Son iki yılda hükümetin PKK ve FETÖ’yle mücadele performansını başarılı bulma oranlarındaki artışa paralel olarak, Türkiye’nin bölünme tehlikesi altında olduğunu düşünenlerin sayısı da ciddi bir düşüş eğilimi girmiş gözüküyor. 2015’te halkın yüzde 54,2’si Türkiye’yi bölünme tehlikesi altında görürken, bu oran 2016’da yüzde 37,5’a, bu yıl ise yüzde 28,8’e gerilemiş gözüküyor. Bir anlamda halkın devlete olan güvenindeki artışın yansıması olan bu durum, “kurumlara güven” oranlarındaki genel artışta da kendisini gösteriyor.

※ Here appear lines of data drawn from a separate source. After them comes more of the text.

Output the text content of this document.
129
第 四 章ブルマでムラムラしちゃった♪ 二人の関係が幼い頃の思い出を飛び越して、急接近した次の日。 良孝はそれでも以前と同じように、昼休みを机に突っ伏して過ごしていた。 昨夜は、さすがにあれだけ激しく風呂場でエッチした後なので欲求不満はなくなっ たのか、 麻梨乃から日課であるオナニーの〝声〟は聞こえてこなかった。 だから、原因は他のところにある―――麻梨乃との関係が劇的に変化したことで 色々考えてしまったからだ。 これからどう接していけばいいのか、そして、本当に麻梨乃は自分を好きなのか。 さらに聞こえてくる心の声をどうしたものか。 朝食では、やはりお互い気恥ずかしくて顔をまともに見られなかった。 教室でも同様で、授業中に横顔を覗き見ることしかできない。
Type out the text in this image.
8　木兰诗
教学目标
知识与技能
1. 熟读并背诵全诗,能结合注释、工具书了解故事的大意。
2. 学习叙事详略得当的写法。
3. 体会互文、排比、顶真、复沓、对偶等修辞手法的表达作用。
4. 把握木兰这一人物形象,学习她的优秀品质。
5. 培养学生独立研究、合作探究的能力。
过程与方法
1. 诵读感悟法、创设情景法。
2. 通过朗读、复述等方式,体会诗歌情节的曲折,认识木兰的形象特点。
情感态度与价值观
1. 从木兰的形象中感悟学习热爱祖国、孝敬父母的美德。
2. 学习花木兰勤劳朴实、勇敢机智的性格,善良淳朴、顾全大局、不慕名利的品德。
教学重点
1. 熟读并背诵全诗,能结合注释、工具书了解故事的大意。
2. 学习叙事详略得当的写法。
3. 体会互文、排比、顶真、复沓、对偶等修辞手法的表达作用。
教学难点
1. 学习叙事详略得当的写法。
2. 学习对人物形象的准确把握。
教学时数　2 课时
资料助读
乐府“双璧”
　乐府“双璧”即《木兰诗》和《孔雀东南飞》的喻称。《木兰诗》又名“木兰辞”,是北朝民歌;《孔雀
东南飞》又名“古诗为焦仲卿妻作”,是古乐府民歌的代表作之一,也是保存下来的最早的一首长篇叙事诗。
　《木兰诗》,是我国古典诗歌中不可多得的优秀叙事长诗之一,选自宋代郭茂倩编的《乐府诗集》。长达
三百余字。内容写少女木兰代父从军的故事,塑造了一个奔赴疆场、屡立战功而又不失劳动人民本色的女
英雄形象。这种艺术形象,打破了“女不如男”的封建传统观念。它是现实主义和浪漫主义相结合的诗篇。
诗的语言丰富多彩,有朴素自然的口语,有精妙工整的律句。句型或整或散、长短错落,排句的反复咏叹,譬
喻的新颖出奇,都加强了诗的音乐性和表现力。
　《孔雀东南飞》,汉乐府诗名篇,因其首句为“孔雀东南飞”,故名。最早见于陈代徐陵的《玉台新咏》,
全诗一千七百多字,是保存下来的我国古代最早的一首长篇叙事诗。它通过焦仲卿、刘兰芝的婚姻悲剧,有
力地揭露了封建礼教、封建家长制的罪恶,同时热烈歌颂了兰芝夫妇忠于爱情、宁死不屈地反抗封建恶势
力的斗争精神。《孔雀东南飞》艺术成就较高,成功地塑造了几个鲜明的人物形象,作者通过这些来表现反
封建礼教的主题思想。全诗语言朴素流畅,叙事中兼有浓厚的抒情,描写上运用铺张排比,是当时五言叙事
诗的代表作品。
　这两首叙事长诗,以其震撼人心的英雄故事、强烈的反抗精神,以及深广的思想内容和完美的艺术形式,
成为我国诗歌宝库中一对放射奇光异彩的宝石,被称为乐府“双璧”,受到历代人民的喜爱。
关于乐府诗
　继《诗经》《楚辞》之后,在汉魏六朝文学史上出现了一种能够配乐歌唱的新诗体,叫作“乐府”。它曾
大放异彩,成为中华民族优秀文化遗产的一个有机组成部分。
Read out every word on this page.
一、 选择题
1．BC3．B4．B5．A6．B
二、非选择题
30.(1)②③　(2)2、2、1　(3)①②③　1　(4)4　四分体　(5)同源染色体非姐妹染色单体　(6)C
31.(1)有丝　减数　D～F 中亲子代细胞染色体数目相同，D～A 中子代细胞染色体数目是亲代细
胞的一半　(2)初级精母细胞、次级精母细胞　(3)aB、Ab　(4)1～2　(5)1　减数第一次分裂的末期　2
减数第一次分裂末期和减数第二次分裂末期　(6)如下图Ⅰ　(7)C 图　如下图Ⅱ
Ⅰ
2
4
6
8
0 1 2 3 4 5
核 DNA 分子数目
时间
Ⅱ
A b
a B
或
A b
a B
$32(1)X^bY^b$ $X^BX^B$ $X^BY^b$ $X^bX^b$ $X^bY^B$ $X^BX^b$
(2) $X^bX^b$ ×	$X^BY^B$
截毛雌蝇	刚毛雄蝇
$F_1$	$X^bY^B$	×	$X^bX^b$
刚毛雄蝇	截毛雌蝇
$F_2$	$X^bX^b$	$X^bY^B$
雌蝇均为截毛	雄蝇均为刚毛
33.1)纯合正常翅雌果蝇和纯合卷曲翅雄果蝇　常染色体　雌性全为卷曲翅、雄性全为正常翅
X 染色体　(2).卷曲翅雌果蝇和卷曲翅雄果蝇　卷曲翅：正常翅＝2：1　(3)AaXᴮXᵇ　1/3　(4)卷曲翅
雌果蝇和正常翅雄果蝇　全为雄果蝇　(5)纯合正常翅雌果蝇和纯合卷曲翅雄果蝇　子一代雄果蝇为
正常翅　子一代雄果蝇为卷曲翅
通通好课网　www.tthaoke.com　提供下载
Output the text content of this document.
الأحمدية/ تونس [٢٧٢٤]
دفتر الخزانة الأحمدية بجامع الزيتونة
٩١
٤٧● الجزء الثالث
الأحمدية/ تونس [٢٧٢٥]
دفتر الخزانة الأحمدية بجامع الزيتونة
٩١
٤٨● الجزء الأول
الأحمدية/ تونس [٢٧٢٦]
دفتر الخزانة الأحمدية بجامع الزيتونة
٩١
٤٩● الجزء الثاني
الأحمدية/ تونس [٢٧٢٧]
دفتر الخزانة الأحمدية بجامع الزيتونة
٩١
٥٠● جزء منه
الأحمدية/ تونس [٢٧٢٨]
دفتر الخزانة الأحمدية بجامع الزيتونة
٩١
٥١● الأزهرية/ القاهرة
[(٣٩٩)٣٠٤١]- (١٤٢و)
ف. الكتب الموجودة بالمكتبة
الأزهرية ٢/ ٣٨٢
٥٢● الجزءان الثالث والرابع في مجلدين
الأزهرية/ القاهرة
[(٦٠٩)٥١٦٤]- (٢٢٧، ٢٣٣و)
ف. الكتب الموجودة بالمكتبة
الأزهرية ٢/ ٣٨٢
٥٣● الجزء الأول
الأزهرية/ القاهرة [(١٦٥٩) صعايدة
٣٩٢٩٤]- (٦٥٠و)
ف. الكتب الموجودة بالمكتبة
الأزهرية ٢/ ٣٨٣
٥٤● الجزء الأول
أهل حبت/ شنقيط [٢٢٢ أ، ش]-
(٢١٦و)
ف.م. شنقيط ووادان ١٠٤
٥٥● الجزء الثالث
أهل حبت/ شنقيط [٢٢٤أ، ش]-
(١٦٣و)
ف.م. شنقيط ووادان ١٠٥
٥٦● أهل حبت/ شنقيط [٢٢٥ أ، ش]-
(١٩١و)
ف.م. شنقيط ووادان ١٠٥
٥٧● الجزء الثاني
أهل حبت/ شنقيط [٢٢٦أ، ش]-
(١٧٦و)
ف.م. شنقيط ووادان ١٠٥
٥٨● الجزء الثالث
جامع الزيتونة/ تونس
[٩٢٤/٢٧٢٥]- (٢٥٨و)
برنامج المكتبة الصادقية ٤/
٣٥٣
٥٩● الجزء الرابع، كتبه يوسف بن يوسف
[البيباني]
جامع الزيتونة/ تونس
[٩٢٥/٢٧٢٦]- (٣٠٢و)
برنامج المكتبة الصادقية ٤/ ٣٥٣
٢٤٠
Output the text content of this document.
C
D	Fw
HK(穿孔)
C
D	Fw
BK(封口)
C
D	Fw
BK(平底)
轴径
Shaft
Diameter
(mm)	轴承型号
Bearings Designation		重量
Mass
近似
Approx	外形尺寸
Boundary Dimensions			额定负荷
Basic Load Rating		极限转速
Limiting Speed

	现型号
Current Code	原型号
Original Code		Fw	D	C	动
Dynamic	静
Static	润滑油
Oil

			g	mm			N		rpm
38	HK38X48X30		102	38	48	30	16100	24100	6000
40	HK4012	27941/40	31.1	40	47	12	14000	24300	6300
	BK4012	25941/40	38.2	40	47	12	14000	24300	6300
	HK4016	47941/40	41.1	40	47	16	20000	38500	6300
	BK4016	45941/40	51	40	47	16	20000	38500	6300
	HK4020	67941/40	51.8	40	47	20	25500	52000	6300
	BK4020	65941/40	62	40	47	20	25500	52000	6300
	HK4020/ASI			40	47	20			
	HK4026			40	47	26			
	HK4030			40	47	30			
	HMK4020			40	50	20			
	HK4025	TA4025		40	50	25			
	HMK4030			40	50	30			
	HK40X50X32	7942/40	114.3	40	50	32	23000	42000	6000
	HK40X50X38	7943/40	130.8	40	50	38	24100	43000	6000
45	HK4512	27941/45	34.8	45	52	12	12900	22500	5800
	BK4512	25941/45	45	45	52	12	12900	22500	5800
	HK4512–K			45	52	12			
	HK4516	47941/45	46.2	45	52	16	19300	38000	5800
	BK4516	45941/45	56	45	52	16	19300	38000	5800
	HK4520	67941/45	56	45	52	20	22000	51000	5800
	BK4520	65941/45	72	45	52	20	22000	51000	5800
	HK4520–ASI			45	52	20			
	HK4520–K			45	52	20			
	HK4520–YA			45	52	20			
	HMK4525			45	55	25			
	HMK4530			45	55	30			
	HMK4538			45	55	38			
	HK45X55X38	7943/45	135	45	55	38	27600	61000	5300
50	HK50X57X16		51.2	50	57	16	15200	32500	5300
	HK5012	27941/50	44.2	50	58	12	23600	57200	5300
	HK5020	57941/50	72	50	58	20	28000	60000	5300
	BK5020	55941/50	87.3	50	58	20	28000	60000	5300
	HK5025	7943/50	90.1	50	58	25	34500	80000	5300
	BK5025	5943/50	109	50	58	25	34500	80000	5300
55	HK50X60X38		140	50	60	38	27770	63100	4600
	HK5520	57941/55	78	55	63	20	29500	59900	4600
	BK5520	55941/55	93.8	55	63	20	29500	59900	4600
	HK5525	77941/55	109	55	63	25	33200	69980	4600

Ancak bu güven artışının özellikle güvenlik kurumlarına yönelik olarak göze çarpması ve ilk defa yüzde 62,3 ile polis, yüzde 60,8 ile Jandarma ve yüzde 60 ile Ordu’nun ilk üçü paylaşması, ülkenin özellikle güvenlik-haklar dengesi açısından çok da olumlu olmayan bir noktaya evrilme potansiyeline işaret ediyor.
Benzer bir sonuç, Kürt sorunuyla ilgili olarak da kamuoyu nezdinde genel anlamda “çözüm süreci” başlıklı bir seçeneğin artık masada olmaması ve sadece yüzde 23,2’lik bir kesimin çözüm sürecinin yeniden başlaması istediğiyle son 3 yılın en düşük seviyesine ulaşmasında kendini gösteriyor. Hükümetin bu ve PKK ile mücadele konusundaki performansını başarılı bulanların oranındaki artış eğilimi devam ederken, terör ile mücadelede “askeri yöntemleri” en etkili bulanların oranı da son üç yılın en üst seviyesine (yüzde 38,5) çıkmış durumda. Öte yandan, en son Afrin operasyonu ile terörle mücadele alanını bir kere daha ülke sınırları dışına taşıyan hükümetin bu politikasının, halk tarafından yüzde 56,4 oranında desteklendiği de görülüyor. Kısaca, ülkenin iç ve dış siyasetindeki güvenlik öncelikli gündem halkın genelince de kabul edilmiş gözüküyor. Tüm bunların siyasi yansımalarını ise hep birlikte yaşayıp, göreceğiz.